Cuba y el papel de la comunidad internacional
Una vez se haya desvanecido el ruido de la reunión de los países no alineados en La Habana, ¿qué pueden hacer algunos actores internacionales, sobre todo latinoamericanos y europeos, en el panorama cubano? Lo cierto es que el papel a jugar es notable y debe ejecutarse con alta responsabilidad. En primer lugar, ya se detecta un consenso generalizado hacia un refuerzo de la política de relación intensa y comunicación constante.
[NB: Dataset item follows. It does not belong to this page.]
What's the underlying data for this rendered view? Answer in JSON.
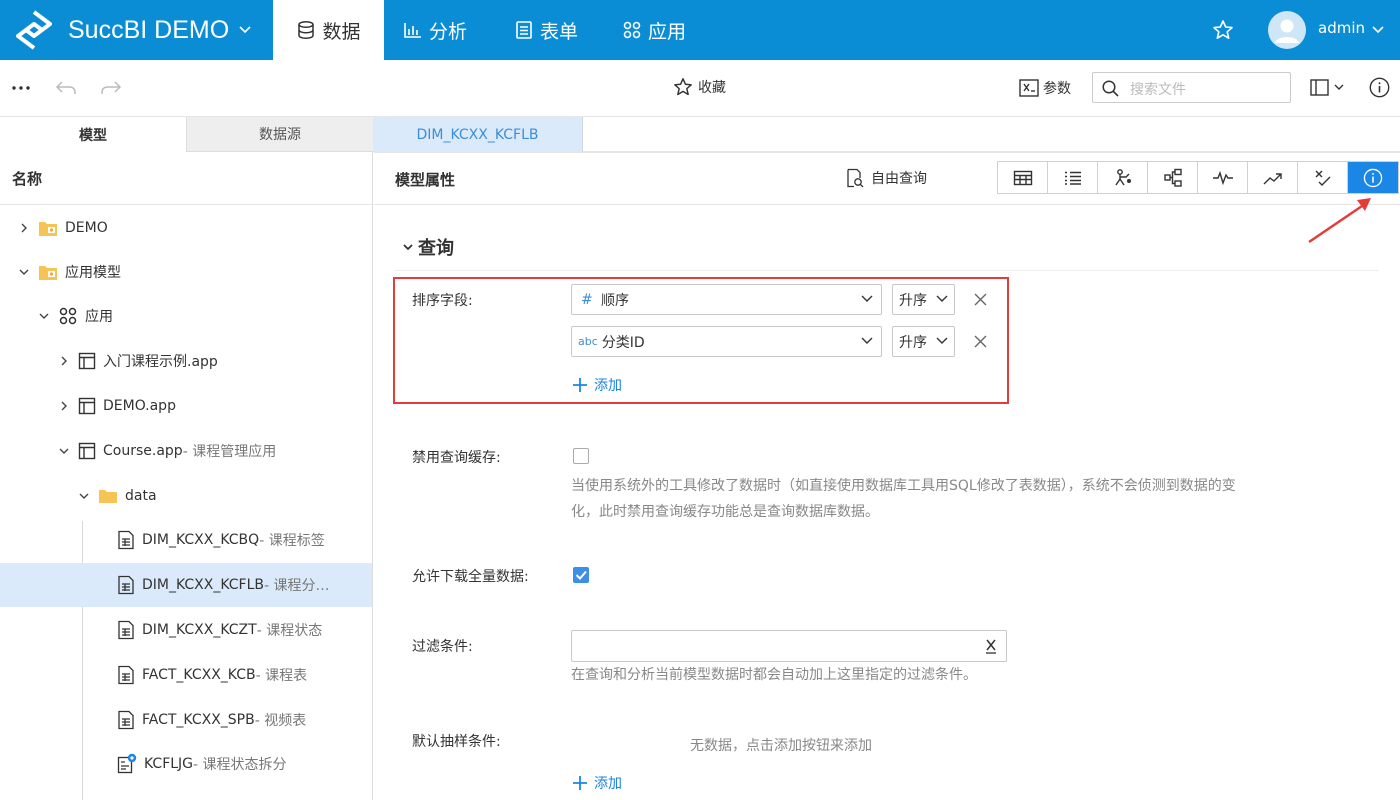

Esta ha sido la pauta de una mayoría de gobiernos en las Américas después de la expulsión de Cuba la Organización de Estados Americanos (OEA) y el inicio de la erosión (tenaz y colectiva) del embargo norteamericano. Con la excepción de los períodos en que surgieron regímenes militares, cada uno de los países latinoamericanos y caribeños se aprestaron a normalizar (según sus necesidades, conveniencias y capacidades) la relación con Cuba.
En este apartado, destacan ahora dos actores cruciales: México y Canadá. El nuevo gobierno mexicano, por un lado, sentirá la presión de normalizar la relación con La Habana que quedó dañada durante la administración de Vicente Fox. Combinando la insistencia en la dimensión de los derechos humanos con la necesidad de tener a Cuba estabilizada, la nueva administración de Felipe Calderón debe hacer todo lo posible a su alcance para que el gobierno cubano dé señales de poder contribuir a la tranquilidad en la zona, de forma que la seguridad nacional mexicana no quede afectada.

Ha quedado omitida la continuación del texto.